The second most journeyed Camino - the Camino Portugés
The Camino Portugés is the second most journeyed Camino. Officially starting in Lisbon, it is a 615km walk to Santiago de Compostela. Walking the Camino Portugés would take around a month to complete. Alternatively, if you start at Porto it’s 239km to Santiago, which significantly shortens the length of this route. The popularity of this route increases at the town of Tui, on the Galician-Portuguese border, because it is the last town where you can start the Camino Portugés and gain a Compostela in Santiago. The almost entirely flat route is a dramatic contrast with the other Camino routes, which tend to be hillier. It’s also the most suitable Camino for cyclists because most of the route is on minor roads.

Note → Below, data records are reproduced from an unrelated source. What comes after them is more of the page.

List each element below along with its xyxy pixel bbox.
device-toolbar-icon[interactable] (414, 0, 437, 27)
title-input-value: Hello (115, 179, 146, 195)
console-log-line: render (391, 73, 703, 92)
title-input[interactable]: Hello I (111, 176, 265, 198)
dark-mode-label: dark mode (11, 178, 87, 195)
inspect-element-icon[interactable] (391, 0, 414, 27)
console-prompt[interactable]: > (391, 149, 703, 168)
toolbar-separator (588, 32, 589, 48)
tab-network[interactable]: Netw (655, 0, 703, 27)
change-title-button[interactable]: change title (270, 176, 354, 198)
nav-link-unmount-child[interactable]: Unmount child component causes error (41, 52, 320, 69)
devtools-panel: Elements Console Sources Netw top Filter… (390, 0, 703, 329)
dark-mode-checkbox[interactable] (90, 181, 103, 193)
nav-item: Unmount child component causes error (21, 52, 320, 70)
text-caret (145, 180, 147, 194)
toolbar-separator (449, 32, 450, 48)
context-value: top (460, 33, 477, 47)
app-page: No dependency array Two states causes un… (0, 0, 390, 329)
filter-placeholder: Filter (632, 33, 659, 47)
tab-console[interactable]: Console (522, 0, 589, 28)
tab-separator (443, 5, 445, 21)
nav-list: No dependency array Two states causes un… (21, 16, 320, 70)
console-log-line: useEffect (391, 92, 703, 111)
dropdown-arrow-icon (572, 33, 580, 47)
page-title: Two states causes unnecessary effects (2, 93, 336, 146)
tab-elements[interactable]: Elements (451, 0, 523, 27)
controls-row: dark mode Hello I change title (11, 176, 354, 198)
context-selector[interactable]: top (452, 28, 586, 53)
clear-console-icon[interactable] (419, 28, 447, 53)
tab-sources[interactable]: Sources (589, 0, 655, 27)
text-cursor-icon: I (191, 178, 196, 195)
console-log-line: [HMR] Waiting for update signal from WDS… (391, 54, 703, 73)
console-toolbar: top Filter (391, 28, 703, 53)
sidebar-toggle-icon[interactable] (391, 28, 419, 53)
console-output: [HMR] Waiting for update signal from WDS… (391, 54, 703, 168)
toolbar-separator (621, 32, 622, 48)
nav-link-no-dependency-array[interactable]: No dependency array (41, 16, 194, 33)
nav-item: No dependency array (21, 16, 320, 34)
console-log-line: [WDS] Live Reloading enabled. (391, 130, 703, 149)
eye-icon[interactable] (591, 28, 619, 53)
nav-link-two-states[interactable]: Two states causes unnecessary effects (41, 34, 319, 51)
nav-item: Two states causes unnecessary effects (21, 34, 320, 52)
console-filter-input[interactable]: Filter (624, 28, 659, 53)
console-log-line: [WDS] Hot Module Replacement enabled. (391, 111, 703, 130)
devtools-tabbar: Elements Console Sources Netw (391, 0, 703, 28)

Walk to Rome on the Via Francigena.
The Via Francigena is an ancient pilgrimage trail from Canterbury in England to Rome in Italy. It has been a pilgrimage route since medieval times and has enjoyed a recent revival since the Via Francigena was designated a European Cultural Route by the Council of Europe in 1994. The Via Francigena also gained popularity when it was featured in Simon Reeve's 2013 BBC documentary "Pilgrimage". Like the Camino de Santiago, the Via Francigena is a classic pilgrim's trail. Via Francigena would need to be walked over a number of different week-long stages, although the most popular is the final stage from Montefiascone to Rome. Perhaps your toughest decision is choosing which Camino to walk first.